RAPPORT mutuel des clairs, des demi-teintes & des ombres. L’art de donner du brillant aux couleurs de toutes les masses, consiste à associer au premier ton de chaque objet, une nuance de demi-teinte plus cansidérable, c’est-à dire plus étendue que ce premier ton ne l’est lui-même, & à celle-ci une masse de teintes inférieures en beauté & superieures en volume. Plus les masses subordonnées seront larges, plus les effets seront piquans.
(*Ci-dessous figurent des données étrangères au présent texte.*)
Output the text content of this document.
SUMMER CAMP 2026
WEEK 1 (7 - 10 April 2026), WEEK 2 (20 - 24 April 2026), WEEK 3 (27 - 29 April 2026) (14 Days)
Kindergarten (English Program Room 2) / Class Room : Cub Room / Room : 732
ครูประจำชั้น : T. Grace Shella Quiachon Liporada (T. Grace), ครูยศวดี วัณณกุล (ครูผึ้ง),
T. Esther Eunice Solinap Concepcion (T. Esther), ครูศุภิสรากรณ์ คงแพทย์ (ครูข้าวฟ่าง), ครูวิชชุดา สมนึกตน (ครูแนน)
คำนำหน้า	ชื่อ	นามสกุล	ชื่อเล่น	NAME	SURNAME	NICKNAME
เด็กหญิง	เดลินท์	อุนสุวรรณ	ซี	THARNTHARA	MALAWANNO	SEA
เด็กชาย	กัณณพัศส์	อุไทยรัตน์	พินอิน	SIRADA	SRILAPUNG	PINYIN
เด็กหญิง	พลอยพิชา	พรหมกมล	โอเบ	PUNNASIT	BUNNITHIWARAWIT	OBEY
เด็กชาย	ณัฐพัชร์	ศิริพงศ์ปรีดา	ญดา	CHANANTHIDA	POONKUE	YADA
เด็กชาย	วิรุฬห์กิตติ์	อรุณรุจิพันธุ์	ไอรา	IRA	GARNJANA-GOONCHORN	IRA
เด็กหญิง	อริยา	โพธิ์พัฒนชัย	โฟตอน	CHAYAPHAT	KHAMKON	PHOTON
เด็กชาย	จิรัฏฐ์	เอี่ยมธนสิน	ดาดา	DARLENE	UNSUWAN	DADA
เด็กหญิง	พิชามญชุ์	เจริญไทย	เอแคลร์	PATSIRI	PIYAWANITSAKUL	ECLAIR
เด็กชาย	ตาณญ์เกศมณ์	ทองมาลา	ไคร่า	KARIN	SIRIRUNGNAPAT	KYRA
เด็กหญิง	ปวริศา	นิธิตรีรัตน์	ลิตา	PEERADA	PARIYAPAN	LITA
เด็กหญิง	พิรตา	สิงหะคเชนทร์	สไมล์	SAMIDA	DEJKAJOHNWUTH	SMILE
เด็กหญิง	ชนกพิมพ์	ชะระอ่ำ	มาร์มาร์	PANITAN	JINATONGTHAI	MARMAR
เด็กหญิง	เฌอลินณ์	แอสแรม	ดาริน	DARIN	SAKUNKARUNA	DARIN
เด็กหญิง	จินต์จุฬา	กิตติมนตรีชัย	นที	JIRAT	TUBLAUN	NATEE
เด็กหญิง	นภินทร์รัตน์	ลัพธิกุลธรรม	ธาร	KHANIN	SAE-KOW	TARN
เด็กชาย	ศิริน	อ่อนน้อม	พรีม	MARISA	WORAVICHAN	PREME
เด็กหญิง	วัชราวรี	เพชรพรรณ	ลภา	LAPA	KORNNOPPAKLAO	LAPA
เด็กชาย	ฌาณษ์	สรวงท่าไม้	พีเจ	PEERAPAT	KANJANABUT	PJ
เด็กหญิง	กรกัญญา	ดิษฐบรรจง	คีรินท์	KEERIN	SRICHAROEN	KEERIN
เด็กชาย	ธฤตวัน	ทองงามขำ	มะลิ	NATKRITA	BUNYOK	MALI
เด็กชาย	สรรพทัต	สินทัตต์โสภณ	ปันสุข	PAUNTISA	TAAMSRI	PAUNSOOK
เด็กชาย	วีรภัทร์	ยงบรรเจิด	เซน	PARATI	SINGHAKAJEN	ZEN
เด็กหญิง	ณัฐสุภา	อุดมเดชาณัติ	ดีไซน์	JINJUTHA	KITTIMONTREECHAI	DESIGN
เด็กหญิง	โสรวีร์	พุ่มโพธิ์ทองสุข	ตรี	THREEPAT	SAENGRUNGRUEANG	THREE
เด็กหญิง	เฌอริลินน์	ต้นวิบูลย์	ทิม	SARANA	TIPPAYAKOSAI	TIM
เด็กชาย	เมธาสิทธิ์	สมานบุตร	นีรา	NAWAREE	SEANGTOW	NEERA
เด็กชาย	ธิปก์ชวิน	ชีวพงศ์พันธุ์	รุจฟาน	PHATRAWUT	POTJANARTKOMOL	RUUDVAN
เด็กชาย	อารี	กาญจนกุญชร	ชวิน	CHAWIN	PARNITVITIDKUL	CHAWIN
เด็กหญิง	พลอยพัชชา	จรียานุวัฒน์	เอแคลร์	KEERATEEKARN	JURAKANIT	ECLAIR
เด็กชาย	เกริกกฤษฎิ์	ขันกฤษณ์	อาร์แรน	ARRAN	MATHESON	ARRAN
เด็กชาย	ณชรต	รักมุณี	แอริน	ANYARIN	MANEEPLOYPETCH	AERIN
Il faut que ces variétés de tons dans les masses ne soient sensiblement prononcées que dans les parties lumineuses de la machine pittoresque ; dans les autres endroits, elles seront menagées relativement au ton & à la nature des masses, ensorte qu’elles ne les altèrent point par des contrastes trop expliqués.

Quel doit être le rapport mutuel de ces trois principales nuances ? Quelles doivent être leurs proportions relatives ?

Pour réduire cette idée à la valeur d’une maxime précise, dont néanmoins l’observation ne doit pas être faite dans une exactitude arithmétique, parce que les opérations du génie ne sont point des affaires de calcul, divisons en trois degrés les trois tons ; clair, demi-teinte & obscur.

Dans l’essai de ce systême, dont l’objet est de rechercher s’il n’y auroit point de règle invariable pour tirer d’un tableau des effets brillans, nous estimons que si l’on donne, par exemple, six portions de lumière & de couleur à la asse principale, il faut l’envi-

  1. (1) Voyez le mot fond, plan, &c.